Guy Dudley laughed sardonically.
“The combination simply bought up half a dozen of the leading papers, and own them body and soul. They print only what we want on the corn question. They mold public opinion, as it were. The other papers copy our news, and there you are—see?”
Mr. Taggart thought he saw, for he rubbed his hands and laughed.
“But in dealing with such an artful old fox as Jared Whitemore we have to provide against the unusual and the unexpected. It was distinctly unusual for him to send a boy like Vance Thornton to close up his options—yet that is what he has done, and we should never have got on to it if it had not been for the uncommon shrewdness of our man Vyce. If he has done this, there is no reason why he hasn’t instructed the boy to come down here after he has finished with the options and try to find out whether the press reports concerning these elevators are really founded on facts, or whether they have been cooked up by the opposition forces.”
“And do you think that young fellow Thornton is smart enough for such a slick job as that?” asked Mr. Taggart, with a sneer.
“Do I? Well, say, he’s all right, and don’t you make any mistake on that head,” said Dudley in a convincing tone as he gave the rim of his hat a flip backward. “Carrington says he’s smart enough to be dangerous, and Carrington is no fool.”
“Yet he’s only a boy, you say?” said Mr. Taggart, skeptically.
“That’s all right. He was clever enough to block a little game we put up on him in Kansas City, and he didn’t even suspect our intentions, either.”

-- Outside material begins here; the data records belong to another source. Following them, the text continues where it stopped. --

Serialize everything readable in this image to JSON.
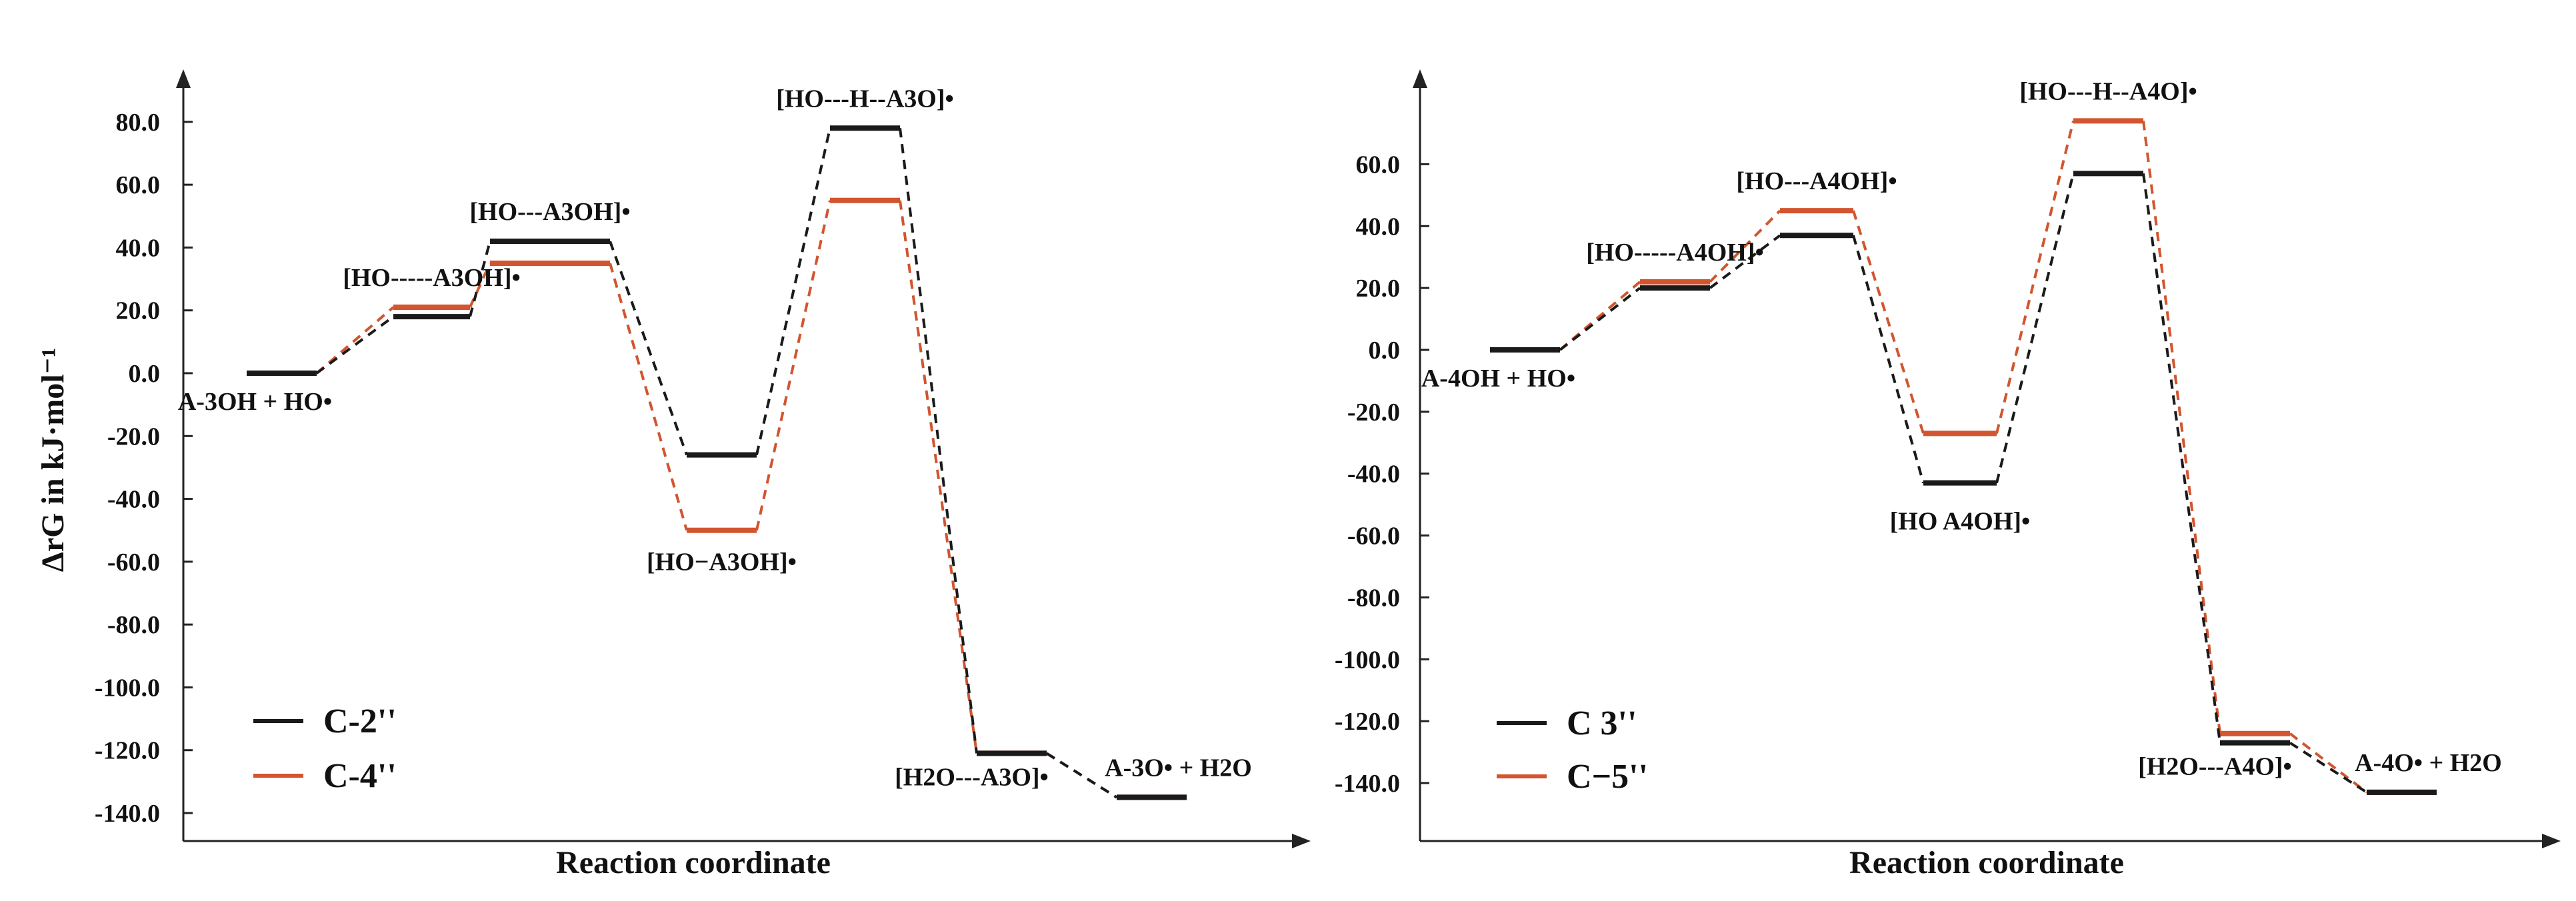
{
  "colors": {
    "black": "#1a1a1a",
    "red": "#d2552f",
    "axis": "#222222"
  },
  "chart_data": [
    {
      "type": "line",
      "subtype": "energy-profile",
      "ylabel": "ΔrG in kJ·mol⁻¹",
      "xlabel": "Reaction coordinate",
      "yticks": [
        "80.0",
        "60.0",
        "40.0",
        "20.0",
        "0.0",
        "-20.0",
        "-40.0",
        "-60.0",
        "-80.0",
        "-100.0",
        "-120.0",
        "-140.0"
      ],
      "ylim": [
        -148,
        92
      ],
      "grid": false,
      "legend_position": "bottom-left",
      "series": [
        {
          "name": "C-2''",
          "color": "#1a1a1a",
          "values": [
            0,
            18,
            42,
            -26,
            78,
            -121,
            -135
          ]
        },
        {
          "name": "C-4''",
          "color": "#d2552f",
          "values": [
            0,
            21,
            35,
            -50,
            55,
            -121,
            -135
          ]
        }
      ],
      "state_labels": [
        {
          "text": "A-3OH + HO•",
          "state": 0,
          "pos": "below"
        },
        {
          "text": "[HO-----A3OH]•",
          "state": 1,
          "pos": "above"
        },
        {
          "text": "[HO---A3OH]•",
          "state": 2,
          "pos": "above"
        },
        {
          "text": "[HO−A3OH]•",
          "state": 3,
          "pos": "below"
        },
        {
          "text": "[HO---H--A3O]•",
          "state": 4,
          "pos": "above"
        },
        {
          "text": "[H2O---A3O]•",
          "state": 5,
          "pos": "below"
        },
        {
          "text": "A-3O• + H2O",
          "state": 6,
          "pos": "above"
        }
      ]
    },
    {
      "type": "line",
      "subtype": "energy-profile",
      "ylabel": "",
      "xlabel": "Reaction coordinate",
      "yticks": [
        "60.0",
        "40.0",
        "20.0",
        "0.0",
        "-20.0",
        "-40.0",
        "-60.0",
        "-80.0",
        "-100.0",
        "-120.0",
        "-140.0"
      ],
      "ylim": [
        -150,
        80
      ],
      "grid": false,
      "legend_position": "bottom-left",
      "series": [
        {
          "name": "C 3''",
          "color": "#1a1a1a",
          "values": [
            0,
            20,
            37,
            -43,
            57,
            -127,
            -143
          ]
        },
        {
          "name": "C−5''",
          "color": "#d2552f",
          "values": [
            0,
            22,
            45,
            -27,
            74,
            -124,
            -143
          ]
        }
      ],
      "state_labels": [
        {
          "text": "A-4OH + HO•",
          "state": 0,
          "pos": "below"
        },
        {
          "text": "[HO-----A4OH]•",
          "state": 1,
          "pos": "above"
        },
        {
          "text": "[HO---A4OH]•",
          "state": 2,
          "pos": "above"
        },
        {
          "text": "[HO   A4OH]•",
          "state": 3,
          "pos": "below"
        },
        {
          "text": "[HO---H--A4O]•",
          "state": 4,
          "pos": "above"
        },
        {
          "text": "[H2O---A4O]•",
          "state": 5,
          "pos": "below"
        },
        {
          "text": "A-4O• + H2O",
          "state": 6,
          "pos": "above"
        }
      ]
    }
  ]
}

“How was that?” asked Mr. Taggart, with some interest.
“Carrington came down himself from Chicago to help the thing along, and brought one of his handsomest lady stenographers along to pump the boy dry. And she did it, too; oh, yes, she did it—nit! And we thought he would be such an easy proposition. We wanted to find out all his plans and get possession of the options we supposed he carried about in his clothes.”